Su mente retrocedió hasta su primer amante, Monica, una prima que se instaló en su casa el verano que Margaret cumplió trece años. Monica tenía dieciséis, era rubia y bonita, y parecía saberlo todo. Margaret la adoró desde el primer momento.

Vivía en Francia, y tal vez por esta causa, o quizá porque sus padres eran más tolerantes que los de Margaret, Monica se paseaba desnuda con toda naturalidad por los dormitorios y el cuarto de baño situados en el ala de los niños. Margaret nunca había visto a una persona mayor desnuda, y se quedó fascinada por los grandes pechos de Monica y la mata de vello color miel que florecía entre sus piernas; en aquel tiempo, tenía el busto muy pequeño y unos pocos pelos en el pubis.

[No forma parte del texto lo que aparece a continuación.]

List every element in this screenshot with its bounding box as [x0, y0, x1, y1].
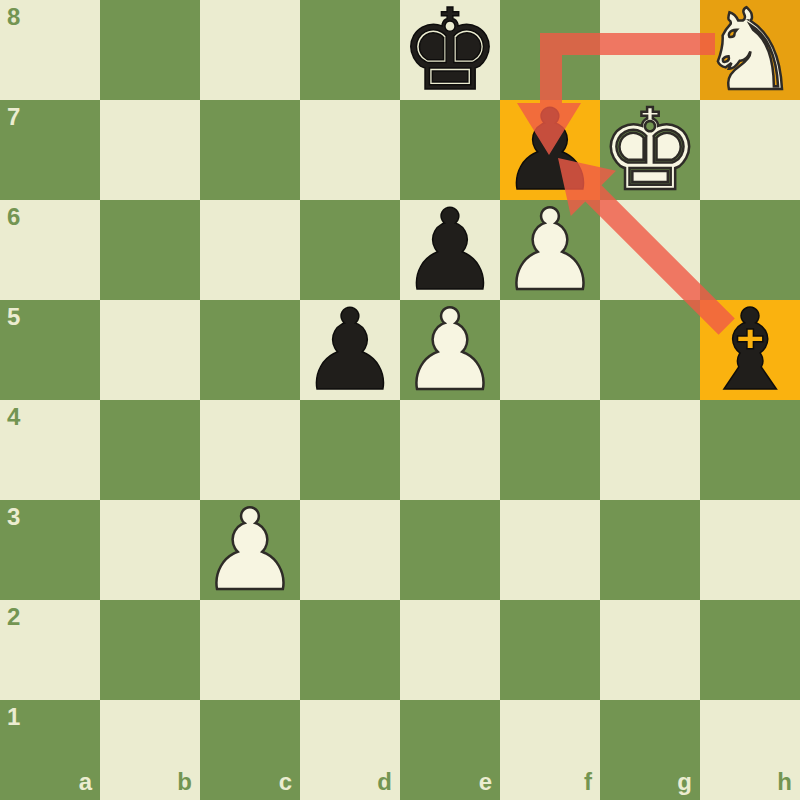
square-g4[interactable] [600, 400, 700, 500]
square-e1[interactable]: e [400, 700, 500, 800]
black-pawn[interactable]: ♟ [300, 300, 400, 400]
rank-label-3: 3 [7, 503, 20, 531]
square-d4[interactable] [300, 400, 400, 500]
rank-label-8: 8 [7, 3, 20, 31]
square-b1[interactable]: b [100, 700, 200, 800]
file-label-e: e [479, 768, 492, 796]
white-knight[interactable]: ♞ [700, 0, 800, 100]
square-f4[interactable] [500, 400, 600, 500]
square-c6[interactable] [200, 200, 300, 300]
black-king[interactable]: ♚ [400, 0, 500, 100]
file-label-d: d [377, 768, 392, 796]
square-h2[interactable] [700, 600, 800, 700]
square-f2[interactable] [500, 600, 600, 700]
file-label-f: f [584, 768, 592, 796]
file-label-a: a [79, 768, 92, 796]
square-h7[interactable] [700, 100, 800, 200]
square-e3[interactable] [400, 500, 500, 600]
square-d8[interactable] [300, 0, 400, 100]
square-e8[interactable]: ♚ [400, 0, 500, 100]
square-b4[interactable] [100, 400, 200, 500]
file-label-g: g [677, 768, 692, 796]
square-a7[interactable]: 7 [0, 100, 100, 200]
square-d3[interactable] [300, 500, 400, 600]
square-b6[interactable] [100, 200, 200, 300]
rank-label-5: 5 [7, 303, 20, 331]
square-g5[interactable] [600, 300, 700, 400]
square-b3[interactable] [100, 500, 200, 600]
square-g2[interactable] [600, 600, 700, 700]
square-h1[interactable]: h [700, 700, 800, 800]
square-d5[interactable]: ♟ [300, 300, 400, 400]
square-b2[interactable] [100, 600, 200, 700]
black-bishop[interactable]: ♝ [700, 300, 800, 400]
square-h5[interactable]: ♝ [700, 300, 800, 400]
square-c7[interactable] [200, 100, 300, 200]
square-e2[interactable] [400, 600, 500, 700]
file-label-c: c [279, 768, 292, 796]
square-c8[interactable] [200, 0, 300, 100]
square-f3[interactable] [500, 500, 600, 600]
square-h3[interactable] [700, 500, 800, 600]
rank-label-6: 6 [7, 203, 20, 231]
square-a6[interactable]: 6 [0, 200, 100, 300]
chess-board: 8♚♞7♟♚6♟♟5♟♟♝43♟21abcdefgh [0, 0, 800, 800]
rank-label-7: 7 [7, 103, 20, 131]
rank-label-2: 2 [7, 603, 20, 631]
square-a2[interactable]: 2 [0, 600, 100, 700]
square-c2[interactable] [200, 600, 300, 700]
square-g3[interactable] [600, 500, 700, 600]
square-d7[interactable] [300, 100, 400, 200]
square-b8[interactable] [100, 0, 200, 100]
file-label-b: b [177, 768, 192, 796]
square-a4[interactable]: 4 [0, 400, 100, 500]
square-h8[interactable]: ♞ [700, 0, 800, 100]
white-king[interactable]: ♚ [600, 100, 700, 200]
square-f6[interactable]: ♟ [500, 200, 600, 300]
file-label-h: h [777, 768, 792, 796]
square-f1[interactable]: f [500, 700, 600, 800]
square-c1[interactable]: c [200, 700, 300, 800]
square-g7[interactable]: ♚ [600, 100, 700, 200]
square-a8[interactable]: 8 [0, 0, 100, 100]
square-b5[interactable] [100, 300, 200, 400]
square-g6[interactable] [600, 200, 700, 300]
white-pawn[interactable]: ♟ [500, 200, 600, 300]
square-a3[interactable]: 3 [0, 500, 100, 600]
square-e5[interactable]: ♟ [400, 300, 500, 400]
square-a5[interactable]: 5 [0, 300, 100, 400]
square-d1[interactable]: d [300, 700, 400, 800]
rank-label-4: 4 [7, 403, 20, 431]
rank-label-1: 1 [7, 703, 20, 731]
square-a1[interactable]: 1a [0, 700, 100, 800]
square-c3[interactable]: ♟ [200, 500, 300, 600]
square-b7[interactable] [100, 100, 200, 200]
white-pawn[interactable]: ♟ [200, 500, 300, 600]
square-c5[interactable] [200, 300, 300, 400]
square-f5[interactable] [500, 300, 600, 400]
square-h4[interactable] [700, 400, 800, 500]
square-e4[interactable] [400, 400, 500, 500]
square-d2[interactable] [300, 600, 400, 700]
square-g1[interactable]: g [600, 700, 700, 800]
white-pawn[interactable]: ♟ [400, 300, 500, 400]
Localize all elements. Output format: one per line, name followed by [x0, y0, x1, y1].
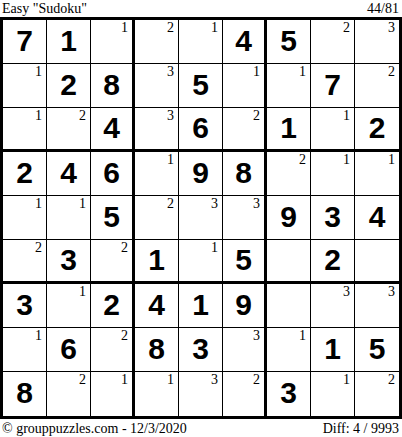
corner-mark: 1: [35, 109, 42, 123]
given-digit: 3: [280, 378, 297, 408]
cell-r7c6[interactable]: 9: [223, 284, 267, 328]
corner-mark: 1: [167, 153, 174, 167]
cell-r1c6[interactable]: 4: [223, 20, 267, 64]
cell-r5c2[interactable]: 1: [47, 196, 91, 240]
given-digit: 6: [192, 113, 209, 143]
cell-r1c1[interactable]: 7: [3, 20, 47, 64]
cell-r3c4[interactable]: 3: [135, 108, 179, 152]
given-digit: 4: [60, 158, 77, 188]
cell-r5c9[interactable]: 4: [355, 196, 399, 240]
sudoku-page: Easy "Sudoku" 44/81 71121452312835117212…: [0, 0, 402, 437]
cell-r3c6[interactable]: 2: [223, 108, 267, 152]
cell-r8c9[interactable]: 5: [355, 328, 399, 372]
corner-mark: 2: [388, 373, 395, 387]
copyright-text: © grouppuzzles.com - 12/3/2020: [2, 421, 187, 437]
corner-mark: 2: [79, 109, 86, 123]
corner-mark: 1: [121, 373, 128, 387]
cell-r9c6[interactable]: 2: [223, 372, 267, 416]
cell-r9c3[interactable]: 1: [91, 372, 135, 416]
corner-mark: 1: [121, 21, 128, 35]
given-digit: 1: [280, 113, 297, 143]
given-digit: 8: [148, 334, 165, 364]
cell-r2c3[interactable]: 8: [91, 64, 135, 108]
cell-r8c2[interactable]: 6: [47, 328, 91, 372]
cell-r3c9[interactable]: 2: [355, 108, 399, 152]
corner-mark: 3: [167, 109, 174, 123]
corner-mark: 1: [343, 109, 350, 123]
given-digit: 7: [324, 70, 341, 100]
cell-r4c8[interactable]: 1: [311, 152, 355, 196]
cell-r8c3[interactable]: 2: [91, 328, 135, 372]
given-digit: 2: [16, 158, 33, 188]
cell-r9c4[interactable]: 1: [135, 372, 179, 416]
cell-r5c7[interactable]: 9: [267, 196, 311, 240]
sudoku-grid: 7112145231283511721243621122461982111152…: [0, 17, 402, 419]
corner-mark: 1: [211, 21, 218, 35]
given-digit: 4: [235, 26, 252, 56]
cell-r4c5[interactable]: 9: [179, 152, 223, 196]
cell-r7c8[interactable]: 3: [311, 284, 355, 328]
cell-r7c3[interactable]: 2: [91, 284, 135, 328]
cell-r9c9[interactable]: 2: [355, 372, 399, 416]
given-digit: 3: [16, 290, 33, 320]
cell-r7c2[interactable]: 1: [47, 284, 91, 328]
corner-mark: 3: [253, 197, 260, 211]
given-digit: 3: [324, 202, 341, 232]
cell-r1c2[interactable]: 1: [47, 20, 91, 64]
cell-r7c7[interactable]: [267, 284, 311, 328]
given-digit: 2: [324, 245, 341, 275]
cell-r2c9[interactable]: 2: [355, 64, 399, 108]
given-digit: 8: [16, 378, 33, 408]
cell-r8c1[interactable]: 1: [3, 328, 47, 372]
cell-r2c6[interactable]: 1: [223, 64, 267, 108]
cell-r7c9[interactable]: 3: [355, 284, 399, 328]
cell-r6c6[interactable]: 5: [223, 240, 267, 284]
cell-r7c5[interactable]: 1: [179, 284, 223, 328]
given-digit: 4: [369, 202, 386, 232]
cell-r2c1[interactable]: 1: [3, 64, 47, 108]
clue-counter: 44/81: [367, 1, 399, 16]
cell-r4c1[interactable]: 2: [3, 152, 47, 196]
corner-mark: 2: [299, 153, 306, 167]
cell-r5c5[interactable]: 3: [179, 196, 223, 240]
cell-r1c8[interactable]: 2: [311, 20, 355, 64]
cell-r5c8[interactable]: 3: [311, 196, 355, 240]
cell-r4c4[interactable]: 1: [135, 152, 179, 196]
corner-mark: 2: [167, 21, 174, 35]
given-digit: 2: [369, 113, 386, 143]
corner-mark: 1: [343, 153, 350, 167]
cell-r4c7[interactable]: 2: [267, 152, 311, 196]
corner-mark: 1: [35, 197, 42, 211]
corner-mark: 3: [167, 65, 174, 79]
corner-mark: 1: [343, 373, 350, 387]
cell-r8c7[interactable]: 1: [267, 328, 311, 372]
given-digit: 8: [103, 70, 120, 100]
corner-mark: 1: [79, 197, 86, 211]
cell-r5c3[interactable]: 5: [91, 196, 135, 240]
given-digit: 1: [148, 245, 165, 275]
given-digit: 7: [16, 26, 33, 56]
corner-mark: 2: [253, 109, 260, 123]
given-digit: 2: [103, 290, 120, 320]
given-digit: 1: [324, 334, 341, 364]
given-digit: 8: [235, 158, 252, 188]
cell-r4c3[interactable]: 6: [91, 152, 135, 196]
cell-r8c4[interactable]: 8: [135, 328, 179, 372]
cell-r2c7[interactable]: 1: [267, 64, 311, 108]
cell-r4c6[interactable]: 8: [223, 152, 267, 196]
given-digit: 1: [192, 290, 209, 320]
corner-mark: 1: [299, 329, 306, 343]
given-digit: 3: [192, 334, 209, 364]
corner-mark: 1: [388, 153, 395, 167]
cell-r3c3[interactable]: 4: [91, 108, 135, 152]
given-digit: 1: [60, 26, 77, 56]
corner-mark: 1: [79, 285, 86, 299]
given-digit: 9: [192, 158, 209, 188]
corner-mark: 1: [253, 65, 260, 79]
cell-r5c4[interactable]: 2: [135, 196, 179, 240]
cell-r2c5[interactable]: 5: [179, 64, 223, 108]
given-digit: 5: [280, 26, 297, 56]
cell-r8c6[interactable]: 3: [223, 328, 267, 372]
cell-r8c5[interactable]: 3: [179, 328, 223, 372]
given-digit: 2: [60, 70, 77, 100]
cell-r3c7[interactable]: 1: [267, 108, 311, 152]
cell-r1c4[interactable]: 2: [135, 20, 179, 64]
given-digit: 6: [60, 334, 77, 364]
cell-r1c3[interactable]: 1: [91, 20, 135, 64]
given-digit: 9: [235, 290, 252, 320]
corner-mark: 2: [167, 197, 174, 211]
cell-r6c7[interactable]: [267, 240, 311, 284]
given-digit: 3: [60, 245, 77, 275]
cell-r9c2[interactable]: 2: [47, 372, 91, 416]
corner-mark: 1: [167, 373, 174, 387]
cell-r9c8[interactable]: 1: [311, 372, 355, 416]
corner-mark: 3: [211, 373, 218, 387]
cell-r4c2[interactable]: 4: [47, 152, 91, 196]
given-digit: 9: [280, 202, 297, 232]
corner-mark: 2: [121, 329, 128, 343]
cell-r6c2[interactable]: 3: [47, 240, 91, 284]
corner-mark: 2: [343, 21, 350, 35]
cell-r9c5[interactable]: 3: [179, 372, 223, 416]
given-digit: 5: [103, 202, 120, 232]
corner-mark: 2: [253, 373, 260, 387]
corner-mark: 2: [35, 241, 42, 255]
cell-r6c8[interactable]: 2: [311, 240, 355, 284]
corner-mark: 2: [121, 241, 128, 255]
given-digit: 5: [235, 245, 252, 275]
corner-mark: 1: [35, 65, 42, 79]
corner-mark: 1: [299, 65, 306, 79]
cell-r5c6[interactable]: 3: [223, 196, 267, 240]
cell-r9c7[interactable]: 3: [267, 372, 311, 416]
cell-r6c5[interactable]: 1: [179, 240, 223, 284]
corner-mark: 1: [35, 329, 42, 343]
corner-mark: 3: [211, 197, 218, 211]
corner-mark: 2: [79, 373, 86, 387]
corner-mark: 2: [388, 65, 395, 79]
cell-r5c1[interactable]: 1: [3, 196, 47, 240]
cell-r8c8[interactable]: 1: [311, 328, 355, 372]
cell-r1c9[interactable]: 3: [355, 20, 399, 64]
cell-r6c9[interactable]: [355, 240, 399, 284]
corner-mark: 1: [211, 241, 218, 255]
difficulty-text: Diff: 4 / 9993: [323, 421, 399, 437]
given-digit: 5: [192, 70, 209, 100]
header: Easy "Sudoku" 44/81: [0, 0, 402, 17]
cell-r3c1[interactable]: 1: [3, 108, 47, 152]
given-digit: 6: [103, 158, 120, 188]
cell-r6c1[interactable]: 2: [3, 240, 47, 284]
puzzle-title: Easy "Sudoku": [2, 1, 87, 16]
given-digit: 4: [103, 113, 120, 143]
cell-r6c4[interactable]: 1: [135, 240, 179, 284]
corner-mark: 3: [253, 329, 260, 343]
cell-r1c5[interactable]: 1: [179, 20, 223, 64]
cell-r3c5[interactable]: 6: [179, 108, 223, 152]
cell-r2c8[interactable]: 7: [311, 64, 355, 108]
corner-mark: 3: [343, 285, 350, 299]
cell-r1c7[interactable]: 5: [267, 20, 311, 64]
corner-mark: 3: [388, 285, 395, 299]
cell-r3c8[interactable]: 1: [311, 108, 355, 152]
corner-mark: 3: [388, 21, 395, 35]
given-digit: 4: [148, 290, 165, 320]
cell-r3c2[interactable]: 2: [47, 108, 91, 152]
cell-r7c4[interactable]: 4: [135, 284, 179, 328]
cell-r4c9[interactable]: 1: [355, 152, 399, 196]
footer: © grouppuzzles.com - 12/3/2020 Diff: 4 /…: [0, 419, 402, 437]
cell-r9c1[interactable]: 8: [3, 372, 47, 416]
cell-r2c2[interactable]: 2: [47, 64, 91, 108]
cell-r6c3[interactable]: 2: [91, 240, 135, 284]
given-digit: 5: [369, 334, 386, 364]
cell-r7c1[interactable]: 3: [3, 284, 47, 328]
cell-r2c4[interactable]: 3: [135, 64, 179, 108]
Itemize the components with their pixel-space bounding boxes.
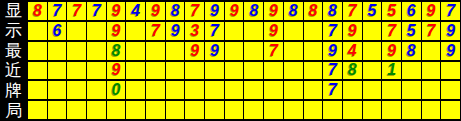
- empty-cell: [441, 81, 460, 99]
- empty-cell: [402, 101, 421, 119]
- cell-r1c15: 8: [304, 2, 323, 20]
- empty-cell: [166, 101, 185, 119]
- empty-cell: [264, 62, 283, 80]
- cell-r1c12: 8: [244, 2, 263, 20]
- cell-r4c19: 1: [382, 62, 401, 80]
- cell-r1c2: 7: [48, 2, 67, 20]
- empty-cell: [48, 101, 67, 119]
- empty-cell: [146, 62, 165, 80]
- empty-cell: [126, 42, 145, 60]
- empty-cell: [363, 62, 382, 80]
- cell-r3c20: 8: [402, 42, 421, 60]
- empty-cell: [382, 81, 401, 99]
- cell-r1c22: 7: [441, 2, 460, 20]
- empty-cell: [422, 81, 441, 99]
- empty-cell: [67, 62, 86, 80]
- empty-cell: [166, 62, 185, 80]
- empty-cell: [225, 81, 244, 99]
- cell-r1c6: 4: [126, 2, 145, 20]
- caption-char-6: 局: [0, 101, 27, 121]
- empty-cell: [304, 81, 323, 99]
- empty-cell: [264, 81, 283, 99]
- cell-r2c16: 7: [323, 22, 342, 40]
- empty-cell: [244, 62, 263, 80]
- empty-cell: [343, 101, 362, 119]
- cell-r2c17: 9: [343, 22, 362, 40]
- empty-cell: [166, 81, 185, 99]
- caption-char-3: 最: [0, 40, 27, 60]
- empty-cell: [185, 101, 204, 119]
- empty-cell: [126, 101, 145, 119]
- cell-r2c20: 5: [402, 22, 421, 40]
- cell-r1c21: 9: [422, 2, 441, 20]
- empty-cell: [284, 101, 303, 119]
- empty-cell: [48, 42, 67, 60]
- empty-cell: [284, 42, 303, 60]
- cell-r4c5: 9: [107, 62, 126, 80]
- cell-r1c9: 7: [185, 2, 204, 20]
- empty-cell: [363, 101, 382, 119]
- cell-r3c22: 9: [441, 42, 460, 60]
- empty-cell: [67, 101, 86, 119]
- cell-r1c16: 8: [323, 2, 342, 20]
- cell-r1c13: 9: [264, 2, 283, 20]
- cell-r2c10: 7: [205, 22, 224, 40]
- cell-r2c13: 9: [264, 22, 283, 40]
- empty-cell: [87, 22, 106, 40]
- board-caption: 显示最近牌局: [0, 0, 27, 121]
- caption-char-2: 示: [0, 20, 27, 40]
- cell-r2c7: 7: [146, 22, 165, 40]
- empty-cell: [185, 81, 204, 99]
- cell-r1c14: 8: [284, 2, 303, 20]
- cell-r4c17: 8: [343, 62, 362, 80]
- empty-cell: [402, 81, 421, 99]
- empty-cell: [87, 101, 106, 119]
- empty-cell: [422, 101, 441, 119]
- empty-cell: [146, 42, 165, 60]
- empty-cell: [284, 81, 303, 99]
- empty-cell: [28, 22, 47, 40]
- cell-r1c19: 5: [382, 2, 401, 20]
- empty-cell: [48, 62, 67, 80]
- empty-cell: [284, 62, 303, 80]
- empty-cell: [185, 62, 204, 80]
- empty-cell: [244, 42, 263, 60]
- empty-cell: [363, 22, 382, 40]
- empty-cell: [107, 101, 126, 119]
- empty-cell: [363, 42, 382, 60]
- empty-cell: [422, 42, 441, 60]
- cell-r5c5: 0: [107, 81, 126, 99]
- caption-char-5: 牌: [0, 81, 27, 101]
- recent-rounds-board: 显示最近牌局 877794987998988875569769793797975…: [0, 0, 461, 121]
- empty-cell: [225, 101, 244, 119]
- empty-cell: [225, 22, 244, 40]
- empty-cell: [28, 62, 47, 80]
- cell-r1c8: 8: [166, 2, 185, 20]
- cell-r1c17: 7: [343, 2, 362, 20]
- empty-cell: [48, 81, 67, 99]
- empty-cell: [304, 101, 323, 119]
- cell-r1c1: 8: [28, 2, 47, 20]
- empty-cell: [304, 42, 323, 60]
- cell-r1c4: 7: [87, 2, 106, 20]
- cell-r2c22: 9: [441, 22, 460, 40]
- empty-cell: [28, 81, 47, 99]
- empty-cell: [28, 101, 47, 119]
- empty-cell: [304, 62, 323, 80]
- cell-r2c2: 6: [48, 22, 67, 40]
- empty-cell: [244, 22, 263, 40]
- empty-cell: [441, 62, 460, 80]
- cell-r1c18: 5: [363, 2, 382, 20]
- empty-cell: [225, 62, 244, 80]
- cell-r4c16: 7: [323, 62, 342, 80]
- cell-r3c5: 8: [107, 42, 126, 60]
- empty-cell: [284, 22, 303, 40]
- caption-char-1: 显: [0, 0, 27, 20]
- empty-cell: [166, 42, 185, 60]
- empty-cell: [87, 42, 106, 60]
- empty-cell: [87, 62, 106, 80]
- cell-r2c21: 7: [422, 22, 441, 40]
- empty-cell: [244, 81, 263, 99]
- empty-cell: [146, 101, 165, 119]
- cell-r1c11: 9: [225, 2, 244, 20]
- empty-cell: [264, 101, 283, 119]
- empty-cell: [422, 62, 441, 80]
- cell-r3c10: 9: [205, 42, 224, 60]
- empty-cell: [67, 81, 86, 99]
- empty-cell: [87, 81, 106, 99]
- cell-r1c10: 9: [205, 2, 224, 20]
- cell-r2c19: 7: [382, 22, 401, 40]
- cell-r3c16: 9: [323, 42, 342, 60]
- cell-r1c20: 6: [402, 2, 421, 20]
- empty-cell: [205, 81, 224, 99]
- cell-r3c13: 7: [264, 42, 283, 60]
- cell-r2c9: 3: [185, 22, 204, 40]
- empty-cell: [126, 81, 145, 99]
- cell-r3c17: 4: [343, 42, 362, 60]
- caption-char-4: 近: [0, 60, 27, 80]
- cell-r3c19: 9: [382, 42, 401, 60]
- cell-r1c3: 7: [67, 2, 86, 20]
- empty-cell: [402, 62, 421, 80]
- empty-cell: [304, 22, 323, 40]
- empty-cell: [225, 42, 244, 60]
- cell-r2c8: 9: [166, 22, 185, 40]
- cell-r2c5: 9: [107, 22, 126, 40]
- empty-cell: [343, 81, 362, 99]
- cell-r1c5: 9: [107, 2, 126, 20]
- empty-cell: [67, 22, 86, 40]
- cell-r5c16: 7: [323, 81, 342, 99]
- empty-cell: [126, 22, 145, 40]
- rounds-grid: 8777949879989888755697697937979757989979…: [27, 0, 461, 121]
- empty-cell: [126, 62, 145, 80]
- empty-cell: [205, 62, 224, 80]
- cell-r3c9: 9: [185, 42, 204, 60]
- cell-r1c7: 9: [146, 2, 165, 20]
- empty-cell: [363, 81, 382, 99]
- empty-cell: [205, 101, 224, 119]
- empty-cell: [382, 101, 401, 119]
- empty-cell: [323, 101, 342, 119]
- empty-cell: [441, 101, 460, 119]
- empty-cell: [67, 42, 86, 60]
- empty-cell: [244, 101, 263, 119]
- empty-cell: [146, 81, 165, 99]
- empty-cell: [28, 42, 47, 60]
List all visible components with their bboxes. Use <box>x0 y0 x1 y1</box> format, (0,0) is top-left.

Pero Monica había seducido en primer lugar a Elizabeth, la fea y dominante Elizabeth, ¡que hasta tenía granos en la barbilla! Margaret las había oído murmurar y besarse por las noches, y se había sentido en rápida sucesión perpleja, irritada, celosa y, por fin, envidiosa. Se dio cuenta del profundo afecto que Monica deparaba a Elizabeth. Se sintió herida y excluida por las fugaces miradas que intercambiaban y el roce, en apariencia accidental, de sus manos cuando caminaban por el bosque o se sentaban a tomar el té.

Un día que Elizabeth fue a Londres con mamá por algún motivo, Margaret sorprendió a Monica en el baño. Yacía en el agua caliente con los ojos cerrados, acariciándose entre las piernas. Oyó a Margaret, parpadeó, pero no interrumpió su actividad, y Margaret fue testigo, asustada pero fascinada, de cómo se masturbaba hasta alcanzar el orgasmo.

Monica acudió aquella noche a la cama de Margaret, desechando a Elizabeth, pero ésta montó en cólera y amenazó con contarlo todo, de manera que acabaron compartiéndola, como esposa y amante en un triángulo de celos. La culpa y las mentiras pesaron sobre Margaret todo aquel verano, pero el intenso afecto y el placer físico recién descubierto eran demasiado maravillosos para dar marcha atrás. Todo terminó cuando Monica volvió a Francia en septiembre.

Después de Monica, acostarse con Ian constituyó un duro golpe. El muchacho se había comportado con torpeza e ineptitud. Margaret comprendió que un joven como él no sabía casi nada sobre el cuerpo de una mujer, y era incapaz de proporcionarle tanto placer como Monica. Sin embargo, pronto superó el desagrado inicial. Ian la amaba con tal desesperación que su pasión suplía su inexperiencia.

Como siempre, pensar en Ian avivó sus deseos de llorar. Ojalá le hubiera hecho el amor con más dedicación y frecuencia. Se había resistido mucho al principio, aunque lo deseaba tanto como él. Ian se lo pidió durante meses seguidos, hasta que ella accedió por fin. Después de la primera vez, aunque Margaret deseaba hacerlo de nuevo, opuso algunas dificultades. No quería hacer el amor en su dormitorio por si alguien descubría la puerta cerrada con llave y se preguntaba la razón; le daba miedo hacerlo al aire libre, aunque conocía muchos escondites en los bosques que rodeaban su casa; y temía utilizar los pisos de sus amistades por temor a ganarse mala reputación. En el fondo, el auténtico obstáculo era el terror a la reacción de su padre si llegaba a enterarse.